How Do Logbook Loans Work

Just how do Logbook Loans work? This is an important question to address since few lenders in this sector tend to clearly disclose the potential risks attached should you happen to fall into repayment difficulties with them. This loan will be secured against the borrower’s car (or other vehicle). Once they have been approved and issued a loan the lender will keep the logbook (V5C) throughout the duration of the contract. These products are often known as V5 loans (the V5C was previously named as the V5). Anyway, this document assigns and keeps a track of the vehicle’s registered keeper. You can freely drive the car throughout the entire contract.

Alongside signing a credit agreement the customer is asked to sign a “Bill of Sale” document that will be registered with the High Court.
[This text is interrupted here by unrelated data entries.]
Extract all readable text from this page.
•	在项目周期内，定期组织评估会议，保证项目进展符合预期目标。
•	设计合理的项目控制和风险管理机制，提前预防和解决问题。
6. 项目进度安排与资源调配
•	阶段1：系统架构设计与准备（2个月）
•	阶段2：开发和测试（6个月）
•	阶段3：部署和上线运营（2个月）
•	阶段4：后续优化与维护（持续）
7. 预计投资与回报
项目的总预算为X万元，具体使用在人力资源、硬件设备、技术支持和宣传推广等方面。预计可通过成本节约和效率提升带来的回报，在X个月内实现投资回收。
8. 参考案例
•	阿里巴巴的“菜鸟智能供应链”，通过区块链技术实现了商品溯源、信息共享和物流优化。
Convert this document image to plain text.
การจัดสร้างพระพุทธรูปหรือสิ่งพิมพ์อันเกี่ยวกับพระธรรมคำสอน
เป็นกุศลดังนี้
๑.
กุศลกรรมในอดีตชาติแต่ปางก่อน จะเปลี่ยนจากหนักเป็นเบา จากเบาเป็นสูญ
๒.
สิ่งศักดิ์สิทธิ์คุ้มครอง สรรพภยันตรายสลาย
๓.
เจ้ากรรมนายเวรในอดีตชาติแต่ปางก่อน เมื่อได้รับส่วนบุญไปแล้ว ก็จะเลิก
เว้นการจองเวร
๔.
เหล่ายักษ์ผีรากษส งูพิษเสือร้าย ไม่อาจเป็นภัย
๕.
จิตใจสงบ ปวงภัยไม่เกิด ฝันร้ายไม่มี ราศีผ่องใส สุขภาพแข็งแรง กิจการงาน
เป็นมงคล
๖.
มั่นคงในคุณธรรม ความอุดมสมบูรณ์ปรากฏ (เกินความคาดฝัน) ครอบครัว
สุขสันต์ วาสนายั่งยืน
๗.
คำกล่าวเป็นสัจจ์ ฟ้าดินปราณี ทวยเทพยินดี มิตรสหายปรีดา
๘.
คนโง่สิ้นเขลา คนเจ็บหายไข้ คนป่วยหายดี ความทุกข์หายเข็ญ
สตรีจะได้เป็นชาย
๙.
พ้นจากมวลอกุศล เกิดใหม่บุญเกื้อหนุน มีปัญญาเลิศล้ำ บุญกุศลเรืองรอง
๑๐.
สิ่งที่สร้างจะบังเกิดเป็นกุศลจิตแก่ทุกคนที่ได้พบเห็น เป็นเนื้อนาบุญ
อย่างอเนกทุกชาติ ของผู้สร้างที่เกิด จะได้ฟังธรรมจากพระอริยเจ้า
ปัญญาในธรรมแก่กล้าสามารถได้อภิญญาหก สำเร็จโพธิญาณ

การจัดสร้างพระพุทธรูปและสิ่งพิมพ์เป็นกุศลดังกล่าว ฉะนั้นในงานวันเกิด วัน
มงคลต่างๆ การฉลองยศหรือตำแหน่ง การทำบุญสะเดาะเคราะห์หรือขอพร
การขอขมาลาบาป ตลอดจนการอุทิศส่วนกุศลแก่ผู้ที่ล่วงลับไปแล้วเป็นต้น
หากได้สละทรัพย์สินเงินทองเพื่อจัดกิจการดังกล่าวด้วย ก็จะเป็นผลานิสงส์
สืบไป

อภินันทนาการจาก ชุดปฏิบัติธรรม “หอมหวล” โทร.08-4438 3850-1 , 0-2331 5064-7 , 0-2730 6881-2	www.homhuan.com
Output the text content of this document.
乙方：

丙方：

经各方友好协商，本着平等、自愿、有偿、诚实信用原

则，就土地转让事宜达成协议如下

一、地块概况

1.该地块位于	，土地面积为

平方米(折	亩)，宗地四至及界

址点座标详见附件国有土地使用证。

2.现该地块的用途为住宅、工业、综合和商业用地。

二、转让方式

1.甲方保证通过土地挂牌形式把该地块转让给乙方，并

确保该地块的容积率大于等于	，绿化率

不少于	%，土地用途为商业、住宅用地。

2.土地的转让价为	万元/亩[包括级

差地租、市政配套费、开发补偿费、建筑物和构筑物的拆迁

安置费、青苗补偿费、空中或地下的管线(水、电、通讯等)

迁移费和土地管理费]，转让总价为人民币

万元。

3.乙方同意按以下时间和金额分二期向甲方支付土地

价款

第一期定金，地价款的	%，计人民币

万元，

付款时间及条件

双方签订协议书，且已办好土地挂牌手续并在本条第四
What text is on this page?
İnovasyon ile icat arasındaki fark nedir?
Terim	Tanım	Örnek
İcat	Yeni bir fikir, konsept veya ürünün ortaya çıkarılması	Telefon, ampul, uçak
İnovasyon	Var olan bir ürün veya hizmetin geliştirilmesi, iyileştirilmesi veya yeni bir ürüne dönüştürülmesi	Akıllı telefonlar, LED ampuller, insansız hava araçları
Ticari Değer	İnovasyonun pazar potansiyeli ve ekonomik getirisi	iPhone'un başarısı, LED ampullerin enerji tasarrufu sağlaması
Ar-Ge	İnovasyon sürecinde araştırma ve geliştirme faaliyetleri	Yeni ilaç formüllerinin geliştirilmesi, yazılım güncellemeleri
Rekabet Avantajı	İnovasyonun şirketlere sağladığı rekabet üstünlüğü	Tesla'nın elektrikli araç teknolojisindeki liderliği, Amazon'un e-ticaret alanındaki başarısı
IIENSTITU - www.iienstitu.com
We recently provided some info surrounding the total number of Logbook Loans Issued Through the High Court. If repayment problems are faced then they could repossess the car and they will not need a court order to do this. They tend to offer cash at the region of 70% of the vehicle’s trade value. It’s pretty much a win-win situation for the lender. Obviously, a repossession would be the last resort for them and this would attach debt recovery fees on top that don’t come cheap.

Most companies tend to require the car to be less than 10 years old, although there are exceptions, particularly with prestige models. How logbook loans work is quite savvy on the lender’s side through the security they attain and the generous profits obtained through the expensive rates of interest. They can as you can imagine take on more high risk clients and this is clear when you consider that this is the only subprime sector that includes a wide range of firms that undertake No Credit Checks. Very poor credit is not an issue, but as responsible lenders they would have to see that you can afford to make the repayments.

The CCTA is the main trade association associated within this subprime niche. Most firms use them and it is important to see this since they have a Bill of Sale Code of Practice in place. A Bill of Sale agreement is recognised by law in England, Northern Ireland and in Wales. It is not recognised in Scotland, but the logbook lenders in Scotland instead tend to use a hire purchase agreement instead. If one of these lenders is willing to take you on and no one else will, then just make sure that you do borrow a cash sum that you are fully confident that you can manage with ease.